577députés 17ᵉ législature

amendement n° 18 seance Discuté Source officielle ↗

Amendement n° 18 — APRÈS L'ARTICLE 11, insérer l'article suivant:

Auteur : Matthias Renault — Rassemblement National (Somme · 3ᵉ)
Texte visé : Projet de loi relative aux résultats de la gestion et portant approbation...
Article : APRÈS L'ARTICLE 11, insérer l'article suivant:
Date de dépôt : 2026-06-03
Date de sort :

Dispositif

Dans un délai de six mois à compter de la promulgation de la présente loi, le Gouvernement remet au Parlement un rapport analysant l’incidence des mesures de régulation budgétaire appliquées au programme 107 « Administration pénitentiaire » sur l’avancement de la construction de places de prison, et précisant les conditions d’une budgétisation sincère et soutenable des crédits nécessaires à l’achèvement du plan de création de 15 000 places de prison.

Exposé sommaire

L’examen des comptes de l’année 2025 confirme que la mission « Justice » a, une nouvelle fois, été affectée par des mesures de régulation budgétaire pesant tout particulièrement sur le programme 107 « Administration pénitentiaire ». Si le décret d’annulation du 25 avril 2025 n’a pas directement supprimé de crédits sur ce programme, sa gestion a été fortement contrainte : au 30 octobre 2025, 308,1 M€ y demeuraient gelés, et la loi de finances de fin de gestion pour 2025 a finalement annulé 37,2 M€ d’autorisations d’engagement et 89,7 M€ de crédits de paiement. Ces contraintes ont principalement affecté les crédits d’investissement, alors même que les besoins de l’administration pénitentiaire demeuraient particulièrement élevés.

Ce programme porte le plan de construction de 15 000 places de prison, annoncé en 2017 et lancé en 2018, qui devait porter la capacité nette d’accueil à 75 000 places en 2027 et permettre d’atteindre un objectif de 80 % d’encellulement individuel. Or la Cour des comptes a constaté, dans son audit publié en décembre 2025, que seules 5 411 places nettes avaient été livrées, soit environ 35 % de la cible initiale, que le coût prévisionnel du plan atteignait désormais 5,7 Md€ et que son achèvement était repoussé à l’horizon 2031‑2032. Cette situation est d’autant plus préoccupante que la population détenue a atteint 86 140 personnes au 1er janvier 2026 pour 63 411 places opérationnelles, soit une densité carcérale globale de 135,8 % et un taux d’occupation de 165,3 % dans les maisons d’arrêt.
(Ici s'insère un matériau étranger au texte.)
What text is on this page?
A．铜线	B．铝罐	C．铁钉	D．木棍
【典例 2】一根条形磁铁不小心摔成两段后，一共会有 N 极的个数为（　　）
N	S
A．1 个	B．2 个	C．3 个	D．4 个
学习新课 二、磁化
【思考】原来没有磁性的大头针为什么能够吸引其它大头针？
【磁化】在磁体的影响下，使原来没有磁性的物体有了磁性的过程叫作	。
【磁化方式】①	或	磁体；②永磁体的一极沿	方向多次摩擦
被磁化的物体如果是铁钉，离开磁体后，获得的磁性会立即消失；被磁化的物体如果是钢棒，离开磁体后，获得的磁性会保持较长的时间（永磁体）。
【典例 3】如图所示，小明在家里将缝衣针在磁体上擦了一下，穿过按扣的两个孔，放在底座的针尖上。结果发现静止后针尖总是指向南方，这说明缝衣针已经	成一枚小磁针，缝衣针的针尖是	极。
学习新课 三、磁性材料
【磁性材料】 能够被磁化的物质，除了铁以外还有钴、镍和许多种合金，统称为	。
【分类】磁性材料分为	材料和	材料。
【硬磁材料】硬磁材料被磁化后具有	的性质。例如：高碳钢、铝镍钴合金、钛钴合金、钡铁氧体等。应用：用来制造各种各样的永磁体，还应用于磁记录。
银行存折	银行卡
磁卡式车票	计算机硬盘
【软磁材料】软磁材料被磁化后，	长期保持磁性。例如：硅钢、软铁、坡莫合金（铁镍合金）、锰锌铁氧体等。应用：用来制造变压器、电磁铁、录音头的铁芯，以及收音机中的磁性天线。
Loin d’être corrigée, cette logique de régulation infra-annuelle s’est aggravée dès l’ouverture de la gestion 2026. Pour absorber les conséquences budgétaires du conflit au Proche et Moyen-Orient, le Gouvernement a annoncé, fin mai 2026, un nouveau gel de 369,7 M€ d’autorisations d’engagement sur le programme 107 – soit près d’un quart de ses crédits pilotables – manifestement destiné à préparer une annulation en loi de finances de fin de gestion. Fait déterminant, ce surgel porte sur les autorisations d’engagement et non sur les crédits de paiement : il préserve les dépenses courantes mais bloque la capacité même de l’État à signer de nouveaux marchés de construction. Au moment précis où il faudrait accélérer, geler ces autorisations d’engagement revient à différer le lancement de nouvelles constructions et à programmer, de fait, un retard supplémentaire sur un plan qui en accuse déjà beaucoup.
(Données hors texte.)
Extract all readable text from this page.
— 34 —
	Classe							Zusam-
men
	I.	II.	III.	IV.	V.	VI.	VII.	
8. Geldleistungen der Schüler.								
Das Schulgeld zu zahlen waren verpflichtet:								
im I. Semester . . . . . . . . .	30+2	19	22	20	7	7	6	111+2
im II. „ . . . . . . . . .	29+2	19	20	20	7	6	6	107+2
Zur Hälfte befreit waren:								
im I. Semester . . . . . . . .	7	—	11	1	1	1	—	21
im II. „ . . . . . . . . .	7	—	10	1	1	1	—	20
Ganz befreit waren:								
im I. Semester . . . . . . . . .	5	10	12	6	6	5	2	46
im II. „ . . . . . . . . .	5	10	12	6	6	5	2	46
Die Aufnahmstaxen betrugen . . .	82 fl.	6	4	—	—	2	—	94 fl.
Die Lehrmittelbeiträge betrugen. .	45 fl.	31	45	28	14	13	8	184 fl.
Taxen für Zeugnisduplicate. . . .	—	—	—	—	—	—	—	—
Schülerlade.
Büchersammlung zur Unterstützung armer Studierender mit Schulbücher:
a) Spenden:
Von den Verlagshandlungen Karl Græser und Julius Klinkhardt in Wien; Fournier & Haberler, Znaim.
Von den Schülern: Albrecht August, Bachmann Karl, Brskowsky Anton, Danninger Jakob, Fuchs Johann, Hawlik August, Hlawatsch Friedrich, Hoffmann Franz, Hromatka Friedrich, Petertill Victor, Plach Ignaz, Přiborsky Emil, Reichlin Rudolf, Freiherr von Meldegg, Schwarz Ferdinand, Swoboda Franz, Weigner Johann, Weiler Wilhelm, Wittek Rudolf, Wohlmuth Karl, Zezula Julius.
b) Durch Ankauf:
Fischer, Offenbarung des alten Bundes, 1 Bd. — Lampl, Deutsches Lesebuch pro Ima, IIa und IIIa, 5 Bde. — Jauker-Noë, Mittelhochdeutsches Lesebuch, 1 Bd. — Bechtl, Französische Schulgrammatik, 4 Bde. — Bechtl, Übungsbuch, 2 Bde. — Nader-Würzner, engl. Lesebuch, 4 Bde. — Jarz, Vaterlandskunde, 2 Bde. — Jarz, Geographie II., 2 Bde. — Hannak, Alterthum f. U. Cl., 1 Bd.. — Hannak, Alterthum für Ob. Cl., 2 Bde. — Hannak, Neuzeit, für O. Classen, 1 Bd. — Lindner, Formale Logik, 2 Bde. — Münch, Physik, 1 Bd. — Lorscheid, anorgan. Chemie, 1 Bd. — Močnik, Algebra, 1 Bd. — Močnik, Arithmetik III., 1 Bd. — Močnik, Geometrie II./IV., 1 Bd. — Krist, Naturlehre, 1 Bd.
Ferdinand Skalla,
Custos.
Ce choix illustre une contradiction majeure et une réelle mauvaise volonté du Gouvernement sur ce dossier : alors qu’il revendique la fermeté pénale et la protection des fonctions régaliennes, il gèle précisément les crédits censés financer la construction pénitentiaire.

Dans ce contexte, le présent amendement vise à doter le Parlement d’une évaluation précise de l’incidence de ces mesures de régulation budgétaire sur l’avancement de la construction de places de prison, ainsi que des conditions d’une budgétisation sincère et soutenable des crédits nécessaires à l’achèvement du plan.